Alessandra Colonna, Ceo di Bridge Partners® , ci racconta le sfide insite nel lavorare nel campo delle soft skill.
Fare formazione e assessment sulle soft skill comporta sfide e complessità diverse rispetto alla formazione su competenze tecniche o di dominio?
Certamente alla formazione tecnica, già di per sé complessa, nel caso delle soft skill, si aggiunge una ulteriore complessità. Usando le parole della Prof. Barbara Imperatori per spiegare in sintesi questo fenomeno:
"La socialità che caratterizza la nostra cultura ha in parte rallentato processi più strutturati di codifica e sviluppo di competenze manageriali relazionali, che spesso sono considerate un tratto caratteriale e psicologico naturale. La complessità attuale dei contesti organizzativi sta mettendo in luce le debolezze di questo modello manageriale"
Alle soft skill oggi viene attribuito un grande valore, anche in relazione al rapido mutamento dei domini tecnici. Questa consapevolezza è stata maturata a tutti i livelli coinvolti – formatori, imprenditori, specialisti in risorse umane, learners – o ci sono differenze? Su quali fasce sarebbe particolarmente necessario agire?
Credo che in generale venga attribuito un certo valore sulla carta alle soft skill, ma dubito che questo poi si traduca in investimenti a sostegno del loro sviluppo. Trovo ci sia una situazione a macchia di leopardo: intanto per ragioni culturali, la nostra tradizionale impresa di famiglia, fondata sull’originale felice intuizione del fondatore e sulla cultura del fare, nutre ancora molta diffidenza su queste tematiche. Non voglio stigmatizzare questo comportamento, mi limito a constatarlo.
In generale ci penalizza una traduzione un po’ maldestra: soft skill ossia accessorie. A ciò si aggiunga che spesso c’è una sorta di diffusa presunzione del top management circa il possesso delle competenze soft, che penalizza e contamina poi tutta l’organizzazione.
Dalla abilità innata al metodo appreso: le soft skill stanno di fatto diventando delle nuove tecniche da applicare?
Lo sono eccome. E’ una questione di consapevolezza e aziendalmente parlando di knowledge management. Le soft skill possono essere codificate: questo non con un approccio deterministico, ma semplicemente analitico.
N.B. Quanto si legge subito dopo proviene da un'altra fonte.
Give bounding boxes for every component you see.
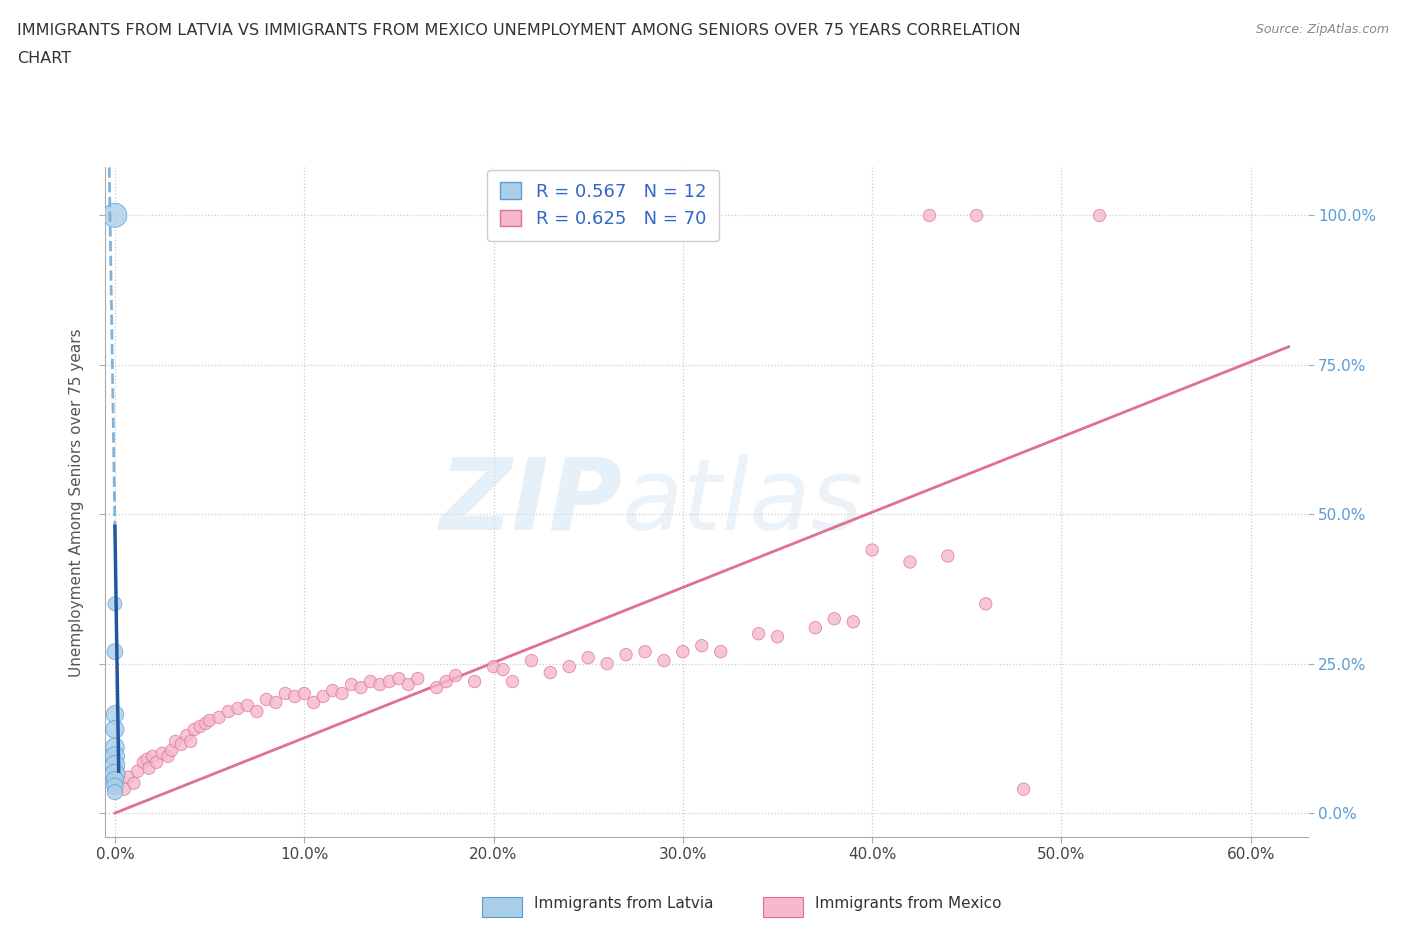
Point [160,743,183,758]
Point [302,695,325,710]
Point [492,662,515,677]
Point [652,653,675,668]
Point [350,680,373,695]
Point [136,751,159,766]
Point [138,761,160,776]
Y-axis label: Unemployment Among Seniors over 75 years: Unemployment Among Seniors over 75 years [69,328,84,676]
Point [898,554,921,569]
Point [176,728,198,743]
Point [406,671,429,686]
Point [104,766,127,781]
Point [104,778,127,793]
Point [132,755,155,770]
Point [165,734,187,749]
Point [860,542,883,557]
Point [388,671,411,686]
Point [710,644,733,659]
Point [127,764,149,778]
Point [150,746,173,761]
Point [104,644,127,659]
Point [501,674,523,689]
Point [226,701,249,716]
Point [104,596,127,611]
Point [538,665,561,680]
Point [236,698,259,713]
Point [183,722,205,737]
Point [918,207,941,222]
Point [292,686,315,701]
Point [804,620,827,635]
Point [198,713,221,728]
Point [180,734,202,749]
Point [142,749,165,764]
Point [145,755,167,770]
Point [360,674,382,689]
Point [194,716,217,731]
Legend: R = 0.567   N = 12, R = 0.625   N = 70: R = 0.567 N = 12, R = 0.625 N = 70 [486,170,718,241]
Point [690,638,713,653]
Point [322,684,344,698]
Text: Source: ZipAtlas.com: Source: ZipAtlas.com [1256,23,1389,36]
Point [965,207,987,222]
Point [520,653,543,668]
Point [823,611,845,626]
Text: IMMIGRANTS FROM LATVIA VS IMMIGRANTS FROM MEXICO UNEMPLOYMENT AMONG SENIORS OVER: IMMIGRANTS FROM LATVIA VS IMMIGRANTS FRO… [17,23,1021,38]
Point [274,686,297,701]
Text: CHART: CHART [17,51,70,66]
Point [330,686,353,701]
Point [246,704,269,719]
Point [558,659,581,674]
Point [672,644,695,659]
Point [218,704,240,719]
FancyBboxPatch shape [482,897,522,917]
Point [576,650,599,665]
Point [1088,207,1111,222]
Point [254,692,277,707]
Point [396,677,419,692]
Point [284,689,307,704]
Point [170,737,193,751]
Text: Immigrants from Latvia: Immigrants from Latvia [534,897,714,911]
Point [104,758,127,773]
Point [482,659,505,674]
Point [104,207,127,222]
Point [112,782,135,797]
Point [1012,782,1035,797]
Point [596,657,619,671]
Point [104,749,127,764]
Point [122,776,145,790]
Text: Immigrants from Mexico: Immigrants from Mexico [815,897,1002,911]
FancyBboxPatch shape [763,897,803,917]
Point [766,630,789,644]
Text: atlas: atlas [623,454,865,551]
Point [104,785,127,800]
Point [117,770,139,785]
Point [378,674,401,689]
Point [188,719,211,734]
Point [974,596,997,611]
Point [104,740,127,755]
Point [434,674,457,689]
Point [842,615,865,630]
Point [340,677,363,692]
Point [368,677,391,692]
Point [264,695,287,710]
Point [312,689,335,704]
Point [104,707,127,722]
Point [464,674,486,689]
Point [156,749,179,764]
Point [748,626,770,641]
Point [208,710,231,724]
Point [936,549,959,564]
Point [426,680,449,695]
Point [634,644,657,659]
Point [104,722,127,737]
Point [444,668,467,683]
Point [104,773,127,788]
Point [614,647,637,662]
Text: ZIP: ZIP [439,454,623,551]
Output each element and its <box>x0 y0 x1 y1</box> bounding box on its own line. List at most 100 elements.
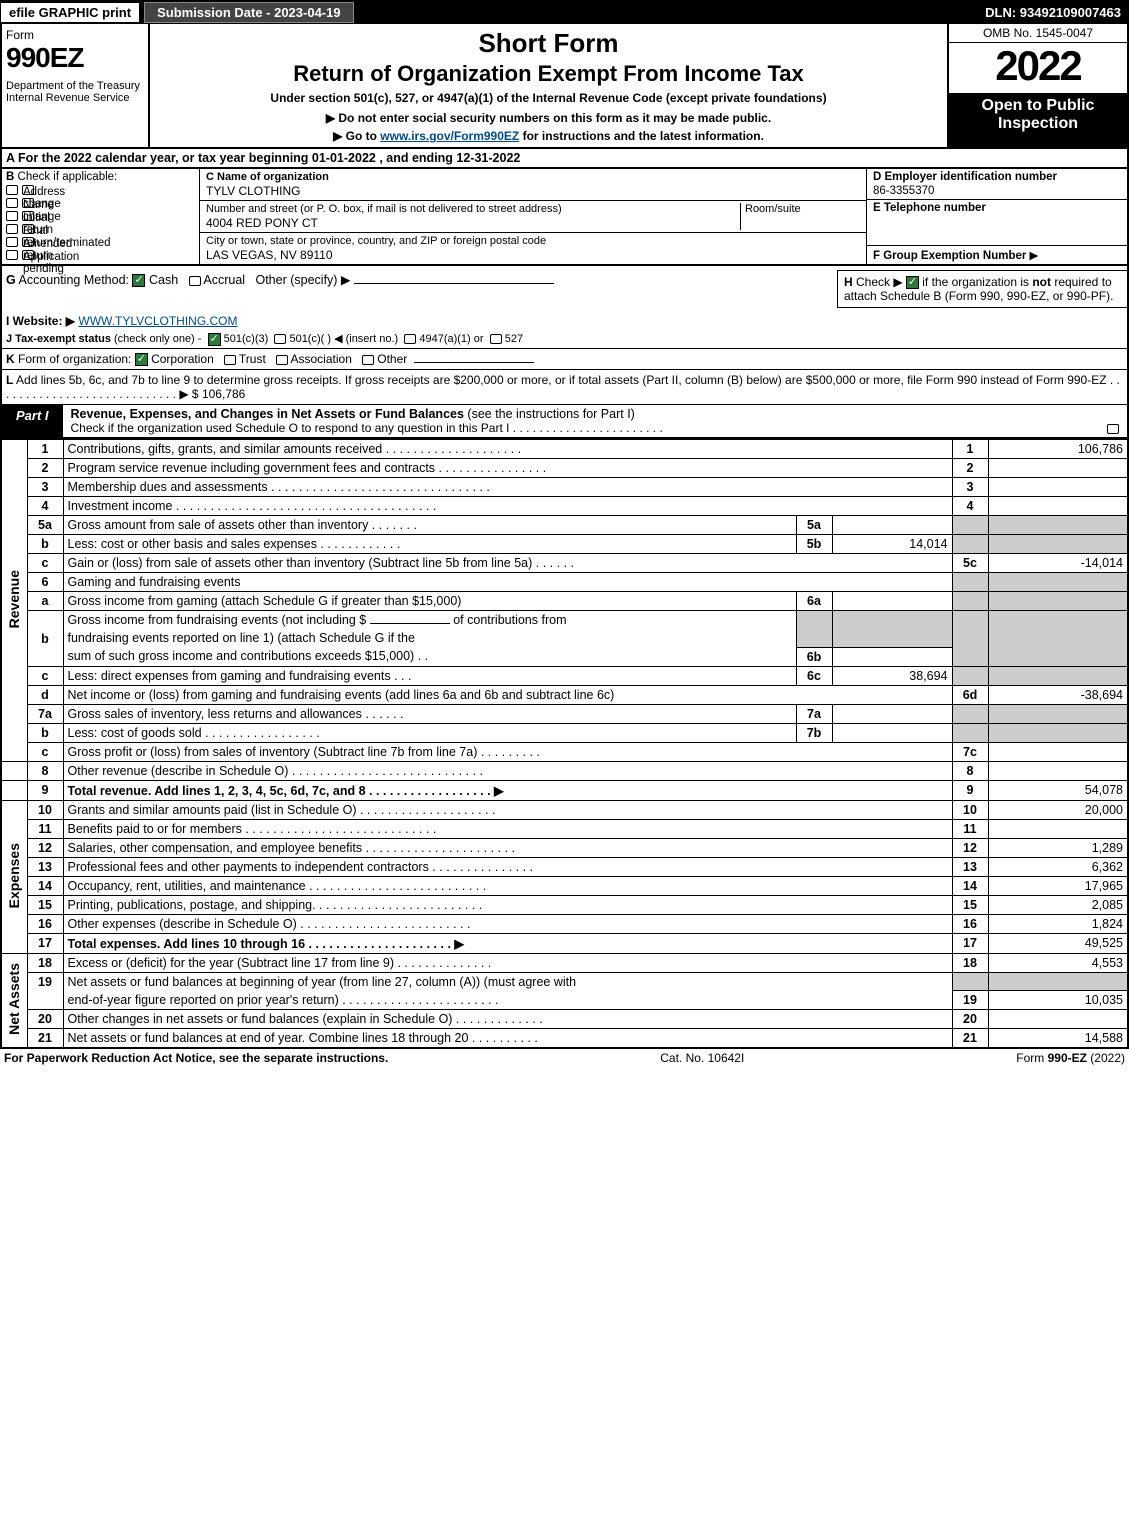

Faccio un esempio. Prendiamo un manager in azienda, apprezzato per la sua capacità di comunicare o negoziare in maniera efficace. Se però non è consapevole di quali comportamenti pone in essere per risultare tale, non sarà in grado di trasmetterli ai suoi collaboratori. Gli effetti negativi per citarne alcuni: frustrazione nei collaboratori, perdita di know-how e aggravio di costi per l’azienda stessa che si dovrà avvalere di risorse esterne per sviluppare queste competenze.
Riconoscere le soft skills: quanto può essere a sua volta soft il processo di riconoscimento e attestazione delle soft skills? Servono percorsi formativi ad hoc, o piuttosto dei momenti di assessment indipendenti dalla formazione, che possano riconoscere le soft skills sviluppate dalle persone nelle loro diverse esperienze?
Se la formazione ha un carattere esperienziale, come nel caso nostro, diventa un efficace viatico di consapevolezza, e quindi consente di acquisire strumenti di autovalutazione e al contempo per migliorarsi. Un assessment esterno completerebbe il processo di valutazione rinforzandone l’oggettività.
Gli Open Badge sono attestazioni digitali, puntuali (“micro”), verificabili e che espongono in modo chiaro e semplice i criteri con cui vengono assegnate. Quali di queste caratteristiche li hanno resi particolarmente interessanti per la vostra attività?
Gli Open Badge rendono visibile in maniera semplice e immediata a tutti gli stakeholder le competenze acquisite grazie a un processo formativo unitamente al contenuto dello stesso. Facilità, fruibilità, semplicità: tre armi vincenti degli Open Badge a beneficio del mercato stesso del lavoro, dei suoi player e dei meccanismi di employability.